John McDonald, M.D.
Medical Director, Women and Children’s Services Providence, Oregon
Education and training
- College: Stanford University
- Medical school: University of Wisconsin-Madison
- Pediatric residency: OHSU
- Neonatal fellowship: CVRI at UCSF/Mt. Zion Hospital
Where did you grow up?
Chippewa Falls in west central Wisconsin.
Why did you build your career at Providence?
I began part time at Providence St. Vincent in 1986 and then went to Providence Portland as an advisor on newborn care. Later I helped establish the Neonatal Intensive Care Unit at Providence St. Vincent and regional newborn services. Today I’m medical director for women and children’s health. Throughout my Providence career, I’ve been honored to help lead programs that serve our patients and fulfill our vision of serving all with excellence and compassion.
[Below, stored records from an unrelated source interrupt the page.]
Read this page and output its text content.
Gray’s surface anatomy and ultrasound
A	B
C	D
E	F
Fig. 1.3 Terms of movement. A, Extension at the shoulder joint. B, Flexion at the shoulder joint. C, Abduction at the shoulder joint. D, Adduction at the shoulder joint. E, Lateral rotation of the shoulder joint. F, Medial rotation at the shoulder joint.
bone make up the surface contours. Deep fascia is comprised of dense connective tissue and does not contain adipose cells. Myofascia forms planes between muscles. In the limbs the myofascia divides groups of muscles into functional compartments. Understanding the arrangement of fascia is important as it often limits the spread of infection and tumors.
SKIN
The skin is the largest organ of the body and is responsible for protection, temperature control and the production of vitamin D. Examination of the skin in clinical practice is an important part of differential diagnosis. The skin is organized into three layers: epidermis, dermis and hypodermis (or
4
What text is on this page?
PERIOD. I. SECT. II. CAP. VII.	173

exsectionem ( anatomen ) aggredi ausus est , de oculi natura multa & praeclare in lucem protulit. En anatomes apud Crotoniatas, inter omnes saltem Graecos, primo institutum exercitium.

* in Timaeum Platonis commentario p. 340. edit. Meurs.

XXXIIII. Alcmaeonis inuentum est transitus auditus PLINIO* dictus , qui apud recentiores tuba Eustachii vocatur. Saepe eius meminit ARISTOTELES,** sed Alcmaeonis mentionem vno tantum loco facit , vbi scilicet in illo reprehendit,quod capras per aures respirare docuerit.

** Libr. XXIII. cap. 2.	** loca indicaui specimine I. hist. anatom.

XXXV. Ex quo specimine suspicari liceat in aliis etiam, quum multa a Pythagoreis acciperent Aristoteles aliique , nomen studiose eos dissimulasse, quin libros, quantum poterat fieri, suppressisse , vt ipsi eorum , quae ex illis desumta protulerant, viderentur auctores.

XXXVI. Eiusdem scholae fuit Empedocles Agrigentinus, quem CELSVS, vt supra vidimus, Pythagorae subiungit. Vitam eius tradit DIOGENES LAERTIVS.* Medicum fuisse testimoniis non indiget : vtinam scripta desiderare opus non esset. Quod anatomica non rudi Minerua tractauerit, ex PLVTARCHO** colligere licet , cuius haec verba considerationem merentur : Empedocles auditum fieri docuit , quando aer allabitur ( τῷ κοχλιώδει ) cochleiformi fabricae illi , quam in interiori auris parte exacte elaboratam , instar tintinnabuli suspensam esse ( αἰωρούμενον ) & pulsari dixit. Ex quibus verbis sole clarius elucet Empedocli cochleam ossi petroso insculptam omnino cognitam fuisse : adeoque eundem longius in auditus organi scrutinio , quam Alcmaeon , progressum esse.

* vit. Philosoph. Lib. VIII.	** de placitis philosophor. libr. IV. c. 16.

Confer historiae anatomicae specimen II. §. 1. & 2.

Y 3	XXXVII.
What is your dream for Providence in Oregon?
I feel strongly that we should never lose our focus of caring for those who are unable to speak for themselves – especially babies and children.
What are your hobbies?
Gardening. I like helping children and plants grow and develop!
What’s a great experience you’ve had while working at Providence?
Several come to mind: The first time we had seven languages spoken in our new NICU, our work to eliminate the risk of brain damage in babies from jaundice, and learning together as a NICU team to create a program recognized nationally for our clinical quality.
Who were your mentors?
Jane Smith, RN, Greg Van Pelt, Fr. John Tuohey and Nancy Church, RN, are a few who immediately come to mind. I have been blessed with many long-lasting relationships here, with people whom I admire for their kindness and thoughtful service to our community.
Philanthropy has been and continues to be the wellspring of our innovation. Many of our initiatives wouldn’t have gotten off the ground without generous donors. The clinicians we attract today want to participate in clinical research – something we could never do without philanthropy. I believe strongly in our philanthropy and have made a commitment to it myself.